The deeply researched and partly imagined story of the fearless, internationally recognized journalist who was assassinated for believing that ‘words can save lives.’
Anna Politkovskaya: No To Fear tells the story of Anna Politkovskaya’s courageous life, narrated from the perspective of her longtime mentor and friend, the dissident writer Vassily Pachoutinsev. From their first meeting when she was a young literature student writing about poet Marina Tsvetaeva to her rise as an internationally recognized journalist, through Vassily we see Anna develop from junior reporter, to covering social issues after the fall of the Soviet Union, to becoming a fearless defender of human rights. Throughout the author brings the history to life by including key conversations that might have happened between them at pivotal moments in Politkovskaya’s life.

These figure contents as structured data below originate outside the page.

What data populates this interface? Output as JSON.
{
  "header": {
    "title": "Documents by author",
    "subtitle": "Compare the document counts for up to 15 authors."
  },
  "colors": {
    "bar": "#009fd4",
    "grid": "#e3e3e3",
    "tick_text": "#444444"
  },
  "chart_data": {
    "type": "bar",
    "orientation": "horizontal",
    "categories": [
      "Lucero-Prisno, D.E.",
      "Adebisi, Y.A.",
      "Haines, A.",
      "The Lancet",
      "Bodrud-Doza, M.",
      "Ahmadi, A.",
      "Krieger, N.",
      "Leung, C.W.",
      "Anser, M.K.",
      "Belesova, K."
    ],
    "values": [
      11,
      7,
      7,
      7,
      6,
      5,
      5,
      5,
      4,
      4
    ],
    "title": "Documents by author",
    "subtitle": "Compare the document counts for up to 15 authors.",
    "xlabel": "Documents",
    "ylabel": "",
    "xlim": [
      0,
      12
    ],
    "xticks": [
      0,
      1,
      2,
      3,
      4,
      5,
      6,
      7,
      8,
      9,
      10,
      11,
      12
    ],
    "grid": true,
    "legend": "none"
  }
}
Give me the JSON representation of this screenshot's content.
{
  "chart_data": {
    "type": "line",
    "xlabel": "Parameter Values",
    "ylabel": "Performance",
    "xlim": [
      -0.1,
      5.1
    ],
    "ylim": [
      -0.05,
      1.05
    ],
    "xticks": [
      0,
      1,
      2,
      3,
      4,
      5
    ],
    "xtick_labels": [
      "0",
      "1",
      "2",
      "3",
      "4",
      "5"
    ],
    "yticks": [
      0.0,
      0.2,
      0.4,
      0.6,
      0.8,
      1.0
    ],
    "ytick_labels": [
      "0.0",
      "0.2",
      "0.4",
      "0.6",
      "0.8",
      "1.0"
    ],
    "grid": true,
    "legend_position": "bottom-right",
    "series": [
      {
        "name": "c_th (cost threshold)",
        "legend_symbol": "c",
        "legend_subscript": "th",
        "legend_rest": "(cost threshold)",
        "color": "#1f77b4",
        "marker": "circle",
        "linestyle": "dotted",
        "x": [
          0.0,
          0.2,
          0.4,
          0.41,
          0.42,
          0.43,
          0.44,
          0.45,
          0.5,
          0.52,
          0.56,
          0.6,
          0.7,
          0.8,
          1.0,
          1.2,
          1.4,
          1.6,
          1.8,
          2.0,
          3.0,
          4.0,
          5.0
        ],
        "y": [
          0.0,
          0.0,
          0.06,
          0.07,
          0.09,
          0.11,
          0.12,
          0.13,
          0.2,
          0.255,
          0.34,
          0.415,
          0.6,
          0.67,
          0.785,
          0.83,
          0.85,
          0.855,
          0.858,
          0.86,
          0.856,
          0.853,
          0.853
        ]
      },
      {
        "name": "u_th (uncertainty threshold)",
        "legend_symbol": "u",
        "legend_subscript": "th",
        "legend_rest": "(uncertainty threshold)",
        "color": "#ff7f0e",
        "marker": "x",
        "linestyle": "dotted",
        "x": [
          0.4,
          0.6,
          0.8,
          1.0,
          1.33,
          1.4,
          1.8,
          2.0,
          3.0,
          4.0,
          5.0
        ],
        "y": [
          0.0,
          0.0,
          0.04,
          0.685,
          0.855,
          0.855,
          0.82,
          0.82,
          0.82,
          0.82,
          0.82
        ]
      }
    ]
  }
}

A scathing critic of the second Chechen war, Politkovskaya published most of her political work while working at the Novaya Gazeta, a newspaper at the forefront of the fight for free expression in Russia. For their outspokenness several members of its staff were murdered, presumably silenced by Russia's Vladimir Putin and Chechen leader Ramzan Kadyrov. Even after a poisoning attack and a mock execution, Politkovskaya persisted, adamant in her fight for her children's and grandchildren’s world, critiquing the situation in Chechnya and Putin until her assassination in 2006.
The narrator, Pachoutinsev, explains how her legacy lives on, inspiring those in pursuit of justice and the truth both in Russia and abroad.
There have always been people who said NO to what they considered unjust and unfair. They Said No is an historical fiction series for younger readers of protestors, activists, poets, revolutionaries and other brave changemakers from around the world that emphasizes the importance of standing up for what you know is right.
“Perhaps, if these books rally enough young activists to say no to fear and despair, future [Anna] Politkovskayas and [Mordechai] Anielewiczes will be able to lead long and happy lives.”
– Alan Gratz, The New York Times Book Review
As a journalist Dominique Conil has for more than a decade reported primarily on Russia and the Aral Sea as well as reporting on prisons with the newspaper Libération. She regularly collaborates with Michel Butel's L'Autre Journal and, subsequently, with L'Événement du Jeudi, DS Magazine, L'Humanité (major reportages) and the Cosmopolitaine program on France Inter radio.
In 2008, she received the Inédit Acts-Sud-Le Monde award for her novel Hope for the War published by Actes Sud. She maintains a blog on the online daily Mediapart, for which she has also been a literary critic since 2011.
Alison L. Strayer is a Canadian writer and translator. She won the Warwick Prize for Women in Translation, and her work has been shortlisted for the Governor General’s Award for Literature and for Translation, the Grand Prix du livre de Montreal, the Prix littéraire France-Québec, and the Man Booker International Prize. She lives in Paris.